Collab mode et pop
Madonna et Jean Paul Gaultier: L'amitié des enfants terribles
Quand deux garnements occupent le même terrain de jeu, c’est généralement pour le meilleur… et pour le pire. C’est le cas de Madonna et Jean Paul Gaultier. Leur rencontre ne pouvait qu’être explosive. Subjugués l’un par l’autre, la superstar et le couturier ont écrit à quatre mains une des histoires les plus spectaculaires de la pop culture.

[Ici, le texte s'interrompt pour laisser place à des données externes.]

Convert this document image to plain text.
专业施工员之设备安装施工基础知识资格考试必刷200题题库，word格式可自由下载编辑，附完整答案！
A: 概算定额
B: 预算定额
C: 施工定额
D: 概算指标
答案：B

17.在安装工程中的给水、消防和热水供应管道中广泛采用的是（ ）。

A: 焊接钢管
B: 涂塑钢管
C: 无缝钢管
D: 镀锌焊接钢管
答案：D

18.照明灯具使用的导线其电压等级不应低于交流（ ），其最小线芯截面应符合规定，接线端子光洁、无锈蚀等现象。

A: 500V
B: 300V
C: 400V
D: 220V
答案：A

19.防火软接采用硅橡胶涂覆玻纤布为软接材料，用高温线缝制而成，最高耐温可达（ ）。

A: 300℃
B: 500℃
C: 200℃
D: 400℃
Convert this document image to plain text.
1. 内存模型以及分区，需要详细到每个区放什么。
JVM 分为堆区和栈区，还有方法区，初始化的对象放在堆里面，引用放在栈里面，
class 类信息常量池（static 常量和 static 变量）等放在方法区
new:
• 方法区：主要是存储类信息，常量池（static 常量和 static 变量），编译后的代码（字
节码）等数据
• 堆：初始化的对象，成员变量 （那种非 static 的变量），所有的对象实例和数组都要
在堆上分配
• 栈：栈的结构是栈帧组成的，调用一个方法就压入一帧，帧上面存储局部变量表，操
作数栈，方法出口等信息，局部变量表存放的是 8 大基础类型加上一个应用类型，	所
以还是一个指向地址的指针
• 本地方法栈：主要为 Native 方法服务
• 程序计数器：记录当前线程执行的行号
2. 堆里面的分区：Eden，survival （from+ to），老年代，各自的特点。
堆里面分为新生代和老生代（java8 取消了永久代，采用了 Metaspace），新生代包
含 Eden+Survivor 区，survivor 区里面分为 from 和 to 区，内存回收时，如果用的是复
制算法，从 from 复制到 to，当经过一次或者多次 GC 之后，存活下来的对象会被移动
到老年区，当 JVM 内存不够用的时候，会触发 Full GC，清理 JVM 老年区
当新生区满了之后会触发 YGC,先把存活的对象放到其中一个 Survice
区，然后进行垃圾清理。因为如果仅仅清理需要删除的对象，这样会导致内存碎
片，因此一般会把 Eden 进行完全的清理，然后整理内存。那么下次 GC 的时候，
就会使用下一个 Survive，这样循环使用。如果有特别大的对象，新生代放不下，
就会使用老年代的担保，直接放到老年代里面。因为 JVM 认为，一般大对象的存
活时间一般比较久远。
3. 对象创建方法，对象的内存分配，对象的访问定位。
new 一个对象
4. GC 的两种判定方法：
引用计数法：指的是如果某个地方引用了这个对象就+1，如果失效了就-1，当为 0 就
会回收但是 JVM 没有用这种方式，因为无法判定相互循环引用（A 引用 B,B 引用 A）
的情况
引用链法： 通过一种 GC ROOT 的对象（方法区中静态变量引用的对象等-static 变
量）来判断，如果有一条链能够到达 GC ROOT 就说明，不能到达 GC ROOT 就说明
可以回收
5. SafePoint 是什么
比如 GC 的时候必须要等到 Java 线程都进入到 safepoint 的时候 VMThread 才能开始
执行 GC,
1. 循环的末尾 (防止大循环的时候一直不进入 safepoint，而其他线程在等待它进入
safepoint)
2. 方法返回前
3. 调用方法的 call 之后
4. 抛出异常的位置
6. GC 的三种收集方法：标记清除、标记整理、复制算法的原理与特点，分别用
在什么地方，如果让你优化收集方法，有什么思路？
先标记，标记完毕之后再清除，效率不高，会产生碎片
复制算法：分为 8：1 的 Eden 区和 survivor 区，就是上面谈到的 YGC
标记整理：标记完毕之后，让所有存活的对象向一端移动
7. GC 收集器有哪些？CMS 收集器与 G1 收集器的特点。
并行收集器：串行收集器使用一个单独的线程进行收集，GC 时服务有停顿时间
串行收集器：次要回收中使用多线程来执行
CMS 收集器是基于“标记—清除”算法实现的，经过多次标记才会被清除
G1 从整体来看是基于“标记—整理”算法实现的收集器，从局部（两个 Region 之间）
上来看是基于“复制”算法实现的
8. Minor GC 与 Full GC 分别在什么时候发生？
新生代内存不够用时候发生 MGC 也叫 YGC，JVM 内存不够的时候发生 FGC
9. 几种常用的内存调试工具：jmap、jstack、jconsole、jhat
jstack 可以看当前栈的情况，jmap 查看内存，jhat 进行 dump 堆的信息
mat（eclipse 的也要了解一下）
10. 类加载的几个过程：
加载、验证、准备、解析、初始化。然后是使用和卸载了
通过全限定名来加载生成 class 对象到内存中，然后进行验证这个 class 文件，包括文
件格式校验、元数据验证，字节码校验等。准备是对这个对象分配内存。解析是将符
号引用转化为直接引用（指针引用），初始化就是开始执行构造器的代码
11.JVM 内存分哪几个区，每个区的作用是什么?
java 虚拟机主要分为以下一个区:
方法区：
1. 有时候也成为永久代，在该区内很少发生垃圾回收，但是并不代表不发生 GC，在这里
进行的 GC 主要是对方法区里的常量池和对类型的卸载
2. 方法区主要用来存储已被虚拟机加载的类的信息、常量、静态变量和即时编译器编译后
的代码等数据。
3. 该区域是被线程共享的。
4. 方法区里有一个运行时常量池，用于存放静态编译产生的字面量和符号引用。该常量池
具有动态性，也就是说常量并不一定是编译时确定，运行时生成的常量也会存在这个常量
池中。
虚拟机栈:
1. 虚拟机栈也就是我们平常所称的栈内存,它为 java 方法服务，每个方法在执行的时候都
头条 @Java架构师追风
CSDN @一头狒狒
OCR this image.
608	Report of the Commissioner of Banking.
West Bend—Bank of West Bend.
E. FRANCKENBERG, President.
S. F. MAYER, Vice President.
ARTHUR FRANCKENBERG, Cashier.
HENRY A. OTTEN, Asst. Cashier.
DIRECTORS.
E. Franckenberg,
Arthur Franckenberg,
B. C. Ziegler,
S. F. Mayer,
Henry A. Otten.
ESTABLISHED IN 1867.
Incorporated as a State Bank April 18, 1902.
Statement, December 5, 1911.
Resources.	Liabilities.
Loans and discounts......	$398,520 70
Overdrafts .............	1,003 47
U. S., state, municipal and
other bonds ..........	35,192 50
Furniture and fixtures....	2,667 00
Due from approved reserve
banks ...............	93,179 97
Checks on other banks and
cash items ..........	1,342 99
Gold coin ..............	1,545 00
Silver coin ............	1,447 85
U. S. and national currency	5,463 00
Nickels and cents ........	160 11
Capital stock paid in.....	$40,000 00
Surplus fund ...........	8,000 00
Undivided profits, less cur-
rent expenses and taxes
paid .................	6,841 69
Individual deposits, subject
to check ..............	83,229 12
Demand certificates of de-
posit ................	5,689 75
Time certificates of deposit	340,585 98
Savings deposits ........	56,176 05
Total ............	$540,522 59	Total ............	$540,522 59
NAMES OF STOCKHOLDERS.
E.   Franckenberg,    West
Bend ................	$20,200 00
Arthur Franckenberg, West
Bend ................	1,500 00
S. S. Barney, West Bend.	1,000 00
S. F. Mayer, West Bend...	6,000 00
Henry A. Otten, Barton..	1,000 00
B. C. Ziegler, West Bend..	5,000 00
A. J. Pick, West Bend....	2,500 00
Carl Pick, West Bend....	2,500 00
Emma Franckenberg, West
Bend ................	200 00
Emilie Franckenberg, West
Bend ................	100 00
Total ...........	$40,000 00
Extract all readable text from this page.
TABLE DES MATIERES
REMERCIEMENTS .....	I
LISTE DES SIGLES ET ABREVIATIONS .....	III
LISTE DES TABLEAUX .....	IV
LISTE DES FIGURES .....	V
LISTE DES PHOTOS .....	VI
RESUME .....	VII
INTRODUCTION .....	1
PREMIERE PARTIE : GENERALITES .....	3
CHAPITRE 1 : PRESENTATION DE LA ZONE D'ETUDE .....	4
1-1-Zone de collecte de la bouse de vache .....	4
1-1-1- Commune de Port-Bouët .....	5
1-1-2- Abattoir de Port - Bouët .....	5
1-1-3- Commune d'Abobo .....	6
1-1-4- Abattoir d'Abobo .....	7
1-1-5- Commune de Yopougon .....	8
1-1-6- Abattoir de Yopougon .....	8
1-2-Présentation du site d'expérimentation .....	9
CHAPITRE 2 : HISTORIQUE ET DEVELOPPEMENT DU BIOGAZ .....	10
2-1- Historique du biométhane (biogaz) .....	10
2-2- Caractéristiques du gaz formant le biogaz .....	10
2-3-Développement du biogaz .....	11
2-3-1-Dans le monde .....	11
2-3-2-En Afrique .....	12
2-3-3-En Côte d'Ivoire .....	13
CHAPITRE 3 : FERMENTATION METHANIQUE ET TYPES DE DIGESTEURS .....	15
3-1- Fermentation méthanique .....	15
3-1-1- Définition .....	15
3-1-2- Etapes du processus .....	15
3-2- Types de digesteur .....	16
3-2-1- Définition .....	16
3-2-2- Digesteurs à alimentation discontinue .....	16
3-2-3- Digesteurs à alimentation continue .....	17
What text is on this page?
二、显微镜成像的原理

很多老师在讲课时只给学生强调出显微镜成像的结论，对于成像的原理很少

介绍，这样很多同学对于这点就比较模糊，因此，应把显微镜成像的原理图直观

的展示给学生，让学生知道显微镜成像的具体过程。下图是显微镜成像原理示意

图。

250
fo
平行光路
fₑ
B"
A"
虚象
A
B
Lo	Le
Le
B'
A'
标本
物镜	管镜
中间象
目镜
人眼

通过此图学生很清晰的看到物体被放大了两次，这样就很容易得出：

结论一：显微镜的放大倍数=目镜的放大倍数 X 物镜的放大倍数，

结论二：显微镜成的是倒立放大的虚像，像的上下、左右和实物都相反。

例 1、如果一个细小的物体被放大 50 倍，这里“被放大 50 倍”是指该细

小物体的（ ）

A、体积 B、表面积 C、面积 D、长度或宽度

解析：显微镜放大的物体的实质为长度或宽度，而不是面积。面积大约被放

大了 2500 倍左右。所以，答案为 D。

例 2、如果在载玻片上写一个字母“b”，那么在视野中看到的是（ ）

Et cela n’a rien d’étonnant: la première a toujours affiché son goût pour la mode. Quant au deuxième, il n’a jamais caché son amour pour les pop stars, de préférence rebelles. Son truc à lui, ce sont les outsiders fabuleuses, celles qui se refusent à entrer dans un moule préconçu, ne s’excusent pas et vivent leur sexualité librement. Quelques années avant la chanteuse italo-américaine, Catherine Ringer était la première à porter une de ses fameuses robes corsets dans Marcia Baïla, le premier clip de son groupe Rita Mitsouko, en 1984.
Pour le Celebration Tour, la tournée qui l’amènera aux quatre coins du monde pour célébrer ses quarante ans de tubes, Madonna a évidemment à nouveau fait appel à son ami parisien. Il faudra encore un peu de patience avant de découvrir le résultat de cette énième collaboration scénique, le temps que la superstar se remette en forme après sa récente infection bactérienne.
L’antiprincesse de conte de fées
Entre eux, tout commence le vendredi 14 septembre 1984. Ce soir-là règne une ambiance survoltée au Radio City Music Hall de New York. C’est là que se déroule la toute première cérémonie des MTV Video Music Awards. Depuis quelque temps, un vent nouveau souffle sur la pop, avec l’arrivée aux États-Unis d’artistes émergentes telles que Cyndi Lauper et Madonna. Leurs looks de punkettes en dentelle et leurs clips hauts en couleur envahissent les écrans de télévision.
Déterminée à dominer le monde, Madonna prend ce soir-là une longueur d’avance. Elle apparaît voilée en robe de mariée marquée à la taille de sa boucle de ceinture BOY TOY, qui deviendra l’une des pièces emblématiques de son dressing d’héroïne contemporaine. Contrairement à Cendrillon qui perd sa pantoufle de vair en dévalant les marches à minuit pour obéir au couvre-feu donné par sa marraine la fée, Madonna jette ses escarpins blancs du haut de la pièce montée où elle chante en direct son nouveau tube, Like A Virgin. Le ton est donné: elle n’est pas de celles à qui l’on dicte le comportement.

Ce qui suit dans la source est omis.